Dansby Swanson might be the shiny, new big-ticket star for the Cubs to wish upon.
Cody Bellinger might be their most intriguing upside hope; Justin Steele and Nico Hoerner, the budding, homegrown potential core guys building off strong 2022 seasons.
But the Cub to watch heading into the new year — into a designed Inflection 2023 season — is Hayden Wesneski.
Mostly because he’s the closest pitching prospect to making an impact on the rotation after an impressive September debut last season — for a team that expects to finally start producing homegrown pitching to help sustain its next competitive window.
But also in no small part because of the way he reminds some of us of Jay Buhner (well, maybe one of us).
Buhner, the competitive heart of the Mariners’ first playoff teams in the 1990s featuring Ken Griffey Jr. and Randy Johnson, used to talk about the distinction of being raised in the Yankees’ farm system before he was traded as a rookie to Seattle for Ken Phelps.
Player development? Sure. “But they expect you to win,” Buhner said.
At every level.
More than three decades since Buhner began to impact the Mariners renaissance under another former Yankee, manager Lou Piniella, the message, ethic and expectation persists in the organization with more championships (27) than anybody else in American major league team sports.
“Oh, yeah. They made it clear from Day 1,” said Wesneski, the right-hander acquired as a Triple-A player from the Yankees for reliever Scott Effross at the August trade deadline.
“We sat down. We had meetings about it. There was a way to go about it.”

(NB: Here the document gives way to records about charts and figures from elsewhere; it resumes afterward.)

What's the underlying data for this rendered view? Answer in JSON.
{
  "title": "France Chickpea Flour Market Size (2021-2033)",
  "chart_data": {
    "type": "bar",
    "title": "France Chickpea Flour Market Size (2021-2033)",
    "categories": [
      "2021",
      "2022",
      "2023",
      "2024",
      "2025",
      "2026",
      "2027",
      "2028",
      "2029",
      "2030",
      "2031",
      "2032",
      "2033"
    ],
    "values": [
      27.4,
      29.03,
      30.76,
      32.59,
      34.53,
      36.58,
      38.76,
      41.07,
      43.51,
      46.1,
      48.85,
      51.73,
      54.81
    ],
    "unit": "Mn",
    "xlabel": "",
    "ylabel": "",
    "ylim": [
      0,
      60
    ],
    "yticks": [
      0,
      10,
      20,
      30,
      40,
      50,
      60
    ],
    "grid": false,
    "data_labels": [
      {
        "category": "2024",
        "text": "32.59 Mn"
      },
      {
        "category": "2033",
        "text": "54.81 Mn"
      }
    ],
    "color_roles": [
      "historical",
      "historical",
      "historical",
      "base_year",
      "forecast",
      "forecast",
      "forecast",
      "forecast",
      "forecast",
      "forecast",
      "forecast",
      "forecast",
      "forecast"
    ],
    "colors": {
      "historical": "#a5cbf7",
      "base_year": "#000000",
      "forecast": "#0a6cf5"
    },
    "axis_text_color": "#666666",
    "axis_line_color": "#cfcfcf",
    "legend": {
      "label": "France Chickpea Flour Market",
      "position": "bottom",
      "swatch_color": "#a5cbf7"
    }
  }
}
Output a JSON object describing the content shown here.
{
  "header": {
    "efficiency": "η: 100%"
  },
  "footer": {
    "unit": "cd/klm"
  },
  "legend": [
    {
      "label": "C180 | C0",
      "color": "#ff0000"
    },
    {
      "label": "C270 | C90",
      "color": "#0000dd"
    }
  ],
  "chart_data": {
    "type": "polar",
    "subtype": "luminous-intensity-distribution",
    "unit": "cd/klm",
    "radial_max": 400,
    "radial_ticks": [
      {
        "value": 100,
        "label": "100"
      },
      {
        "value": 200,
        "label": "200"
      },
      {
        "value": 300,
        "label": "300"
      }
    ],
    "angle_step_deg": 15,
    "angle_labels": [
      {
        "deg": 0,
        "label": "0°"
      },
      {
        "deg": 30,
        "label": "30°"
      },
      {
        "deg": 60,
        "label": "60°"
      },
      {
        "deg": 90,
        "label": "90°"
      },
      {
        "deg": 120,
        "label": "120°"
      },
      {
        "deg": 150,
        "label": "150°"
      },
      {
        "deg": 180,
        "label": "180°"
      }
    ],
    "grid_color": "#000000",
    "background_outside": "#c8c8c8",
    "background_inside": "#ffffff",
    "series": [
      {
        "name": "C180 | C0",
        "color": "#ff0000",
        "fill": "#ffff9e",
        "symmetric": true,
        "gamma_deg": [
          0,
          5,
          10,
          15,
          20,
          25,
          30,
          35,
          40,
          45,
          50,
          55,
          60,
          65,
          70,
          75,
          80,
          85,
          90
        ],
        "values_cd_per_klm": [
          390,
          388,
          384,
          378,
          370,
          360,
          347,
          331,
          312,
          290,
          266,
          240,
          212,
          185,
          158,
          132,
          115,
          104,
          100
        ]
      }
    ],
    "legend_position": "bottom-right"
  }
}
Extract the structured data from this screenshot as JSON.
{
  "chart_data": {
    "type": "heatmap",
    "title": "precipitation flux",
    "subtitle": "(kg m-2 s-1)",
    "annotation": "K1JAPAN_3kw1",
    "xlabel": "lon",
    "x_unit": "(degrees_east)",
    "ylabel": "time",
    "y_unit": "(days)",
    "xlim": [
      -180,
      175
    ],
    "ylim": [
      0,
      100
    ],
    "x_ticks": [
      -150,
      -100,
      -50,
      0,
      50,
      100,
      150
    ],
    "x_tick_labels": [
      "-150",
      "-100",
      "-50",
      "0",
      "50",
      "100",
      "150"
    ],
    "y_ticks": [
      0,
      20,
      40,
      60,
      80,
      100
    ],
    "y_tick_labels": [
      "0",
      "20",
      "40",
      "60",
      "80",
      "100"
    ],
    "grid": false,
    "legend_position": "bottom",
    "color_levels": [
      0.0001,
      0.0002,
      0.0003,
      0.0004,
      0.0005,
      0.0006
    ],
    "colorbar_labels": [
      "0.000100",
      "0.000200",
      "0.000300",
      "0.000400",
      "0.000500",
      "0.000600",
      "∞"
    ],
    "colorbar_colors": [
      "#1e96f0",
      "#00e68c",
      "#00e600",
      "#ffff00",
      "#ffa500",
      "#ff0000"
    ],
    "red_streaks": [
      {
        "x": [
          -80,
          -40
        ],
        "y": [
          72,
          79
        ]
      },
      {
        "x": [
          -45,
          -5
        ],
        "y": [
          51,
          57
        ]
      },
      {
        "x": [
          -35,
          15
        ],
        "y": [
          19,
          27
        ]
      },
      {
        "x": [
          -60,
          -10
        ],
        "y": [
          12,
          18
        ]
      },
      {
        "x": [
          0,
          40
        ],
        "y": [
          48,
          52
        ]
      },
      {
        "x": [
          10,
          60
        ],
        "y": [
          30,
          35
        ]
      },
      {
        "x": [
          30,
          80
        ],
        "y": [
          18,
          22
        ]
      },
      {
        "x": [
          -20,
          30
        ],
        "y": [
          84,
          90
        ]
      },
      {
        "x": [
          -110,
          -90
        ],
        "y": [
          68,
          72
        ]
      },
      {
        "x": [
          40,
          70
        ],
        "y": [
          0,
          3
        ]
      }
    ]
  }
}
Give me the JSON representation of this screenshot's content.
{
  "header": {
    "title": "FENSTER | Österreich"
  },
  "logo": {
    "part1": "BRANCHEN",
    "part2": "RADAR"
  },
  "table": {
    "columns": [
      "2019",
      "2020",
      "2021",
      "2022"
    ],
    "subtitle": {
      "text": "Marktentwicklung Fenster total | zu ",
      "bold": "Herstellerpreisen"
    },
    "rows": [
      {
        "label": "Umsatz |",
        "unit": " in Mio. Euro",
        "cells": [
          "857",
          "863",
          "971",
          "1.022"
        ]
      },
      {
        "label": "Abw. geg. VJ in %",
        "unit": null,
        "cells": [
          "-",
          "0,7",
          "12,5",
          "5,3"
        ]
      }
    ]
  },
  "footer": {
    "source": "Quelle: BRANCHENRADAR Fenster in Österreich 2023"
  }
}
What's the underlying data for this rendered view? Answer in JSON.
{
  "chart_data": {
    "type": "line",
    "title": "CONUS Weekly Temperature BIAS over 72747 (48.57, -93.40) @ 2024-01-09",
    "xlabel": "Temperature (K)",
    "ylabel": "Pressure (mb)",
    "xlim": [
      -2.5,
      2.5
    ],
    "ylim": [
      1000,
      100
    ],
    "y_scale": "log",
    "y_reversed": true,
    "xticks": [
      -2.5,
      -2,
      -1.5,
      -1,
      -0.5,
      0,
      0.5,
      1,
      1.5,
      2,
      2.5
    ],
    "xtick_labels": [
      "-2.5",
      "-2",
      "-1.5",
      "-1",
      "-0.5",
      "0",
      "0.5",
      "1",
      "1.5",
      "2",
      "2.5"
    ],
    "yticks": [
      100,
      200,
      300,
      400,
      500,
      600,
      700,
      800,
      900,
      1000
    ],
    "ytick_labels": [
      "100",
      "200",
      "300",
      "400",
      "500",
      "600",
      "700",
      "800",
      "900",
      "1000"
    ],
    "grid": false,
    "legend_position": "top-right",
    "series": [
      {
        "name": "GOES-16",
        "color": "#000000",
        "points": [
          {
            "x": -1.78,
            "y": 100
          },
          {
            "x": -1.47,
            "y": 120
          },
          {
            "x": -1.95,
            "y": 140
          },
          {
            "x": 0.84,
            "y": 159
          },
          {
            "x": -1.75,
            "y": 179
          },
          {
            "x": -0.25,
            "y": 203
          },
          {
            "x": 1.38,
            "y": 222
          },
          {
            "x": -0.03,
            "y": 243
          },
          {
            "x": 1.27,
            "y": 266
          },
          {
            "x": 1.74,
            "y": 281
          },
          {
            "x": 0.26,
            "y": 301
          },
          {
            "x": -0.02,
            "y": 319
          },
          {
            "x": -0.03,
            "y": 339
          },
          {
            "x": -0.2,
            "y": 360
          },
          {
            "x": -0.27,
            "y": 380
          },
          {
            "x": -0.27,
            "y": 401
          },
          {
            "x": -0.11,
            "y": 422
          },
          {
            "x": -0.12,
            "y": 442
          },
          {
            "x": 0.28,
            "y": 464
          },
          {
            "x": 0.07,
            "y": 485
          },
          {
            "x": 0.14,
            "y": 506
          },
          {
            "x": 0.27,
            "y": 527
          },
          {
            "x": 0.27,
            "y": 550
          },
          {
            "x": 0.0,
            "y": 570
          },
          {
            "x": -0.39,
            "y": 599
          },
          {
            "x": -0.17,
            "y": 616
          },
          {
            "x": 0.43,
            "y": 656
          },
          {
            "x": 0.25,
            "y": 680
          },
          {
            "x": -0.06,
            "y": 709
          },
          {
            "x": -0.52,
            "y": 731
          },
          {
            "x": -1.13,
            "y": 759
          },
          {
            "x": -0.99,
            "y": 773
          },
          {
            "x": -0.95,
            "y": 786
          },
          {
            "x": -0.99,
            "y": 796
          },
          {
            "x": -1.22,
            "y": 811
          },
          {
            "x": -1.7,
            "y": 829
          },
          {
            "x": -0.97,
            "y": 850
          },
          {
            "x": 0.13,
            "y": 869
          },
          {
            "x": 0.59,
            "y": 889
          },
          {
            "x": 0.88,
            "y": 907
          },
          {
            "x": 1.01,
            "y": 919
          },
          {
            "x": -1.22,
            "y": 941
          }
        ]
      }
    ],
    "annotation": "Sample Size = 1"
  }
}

A lot of that involved process, he said. And some of the rigid messaging has loosened up even since he was drafted in the sixth round from Sam Houston State in 2019 — such as the part of the dress code that specifically required collared shirts when traveling or otherwise representing the organization off the field.
The important parts didn’t change.
“Don’t be a slob,” he said. “And there’s still a certain way to go about your business.”
And then win.
Wesneski, 25, isn’t ready to make the direct correlation between that minor-league upbringing and his poise and effectiveness during a 33-inning debut that included a 2.18 ERA, a 33-7 strikeout-to-walk ratio and an especially impressive finish in four starts after earning a rotation spot.
And he certainly doesn’t claim to have the kind of experience to draw the same level of conclusions that Buhner did a generation ago.
But he won in college and carried that into the expectations the Yankees demanded. And so by the time he reached the higher levels of the minors and the big-leagues?
“It does have an effect,” he said.
And it’s no coincidence, Yankees GM Brian Cashman said.
“It’s part of our history. It comes with being a Yankee,” Cashman said. “We don’t even at times have to push it. It’s baked into our history. So any time people are part of that history — like Hayden obviously was — it’s a different atmosphere because of our history.
“We don’t run from it. We certainly shine a light on it and acknowledge it. And, yeah, we speak to it.”
In some ways it’s no different than what any other organization stresses to prospects as they matriculate toward the majors in the cutthroat business of big-league sports.
“The Kansas City Royals or San Diego Padres or whomever are all about winning, too,” Cashman said. “But because they don’t have that history, it creates an automatic narrative, eve if our push is equal to those other teams’ pushes.
“Do we shine a light on it? Of course we do. Do we emphasize it? Of course we do.
“I just think the history aspect of it sets the tone,” he added. “It’s something we’re proud of. It’s something we can’t escape. It’s something I think at least helps propel these guys to be more accountable, to take it more seriously.”
It’s the kind of culture the Cubs promised to build when Theo Epstein and Jed Hoyer took over 11 years ago — and arguably did build until the 2016 core got too expensive without the farm system producing reinforcements, and it was torn asunder during another tanking rebuild.
Not exactly the stuff of “automatic narratives” for winning expectations.
But maybe Swanson, Bellinger, Hoerner, Seiya Suzuki, Marcus Stroman and Jameson Taillon will help at least start the next Cubs competitive process.
And maybe along the way, a guy like Wesneski brings his own process to the table, sets his own quiet tone with his own expectations in his own corner of the clubhouse.
Maybe he even builds on that 2-1, 1.85-ERA performance in those four starts down the stretch, forces his way into the opening rotation and has enough impact help the team turn a competitive corner (if not make noise in the Rookie of the Year conversation).
“Like Michael Jordan said in his documentary: You play to win the game,” Wesneski said. “Just make it simple and have a goal in mind. And don’t make it too complicated.”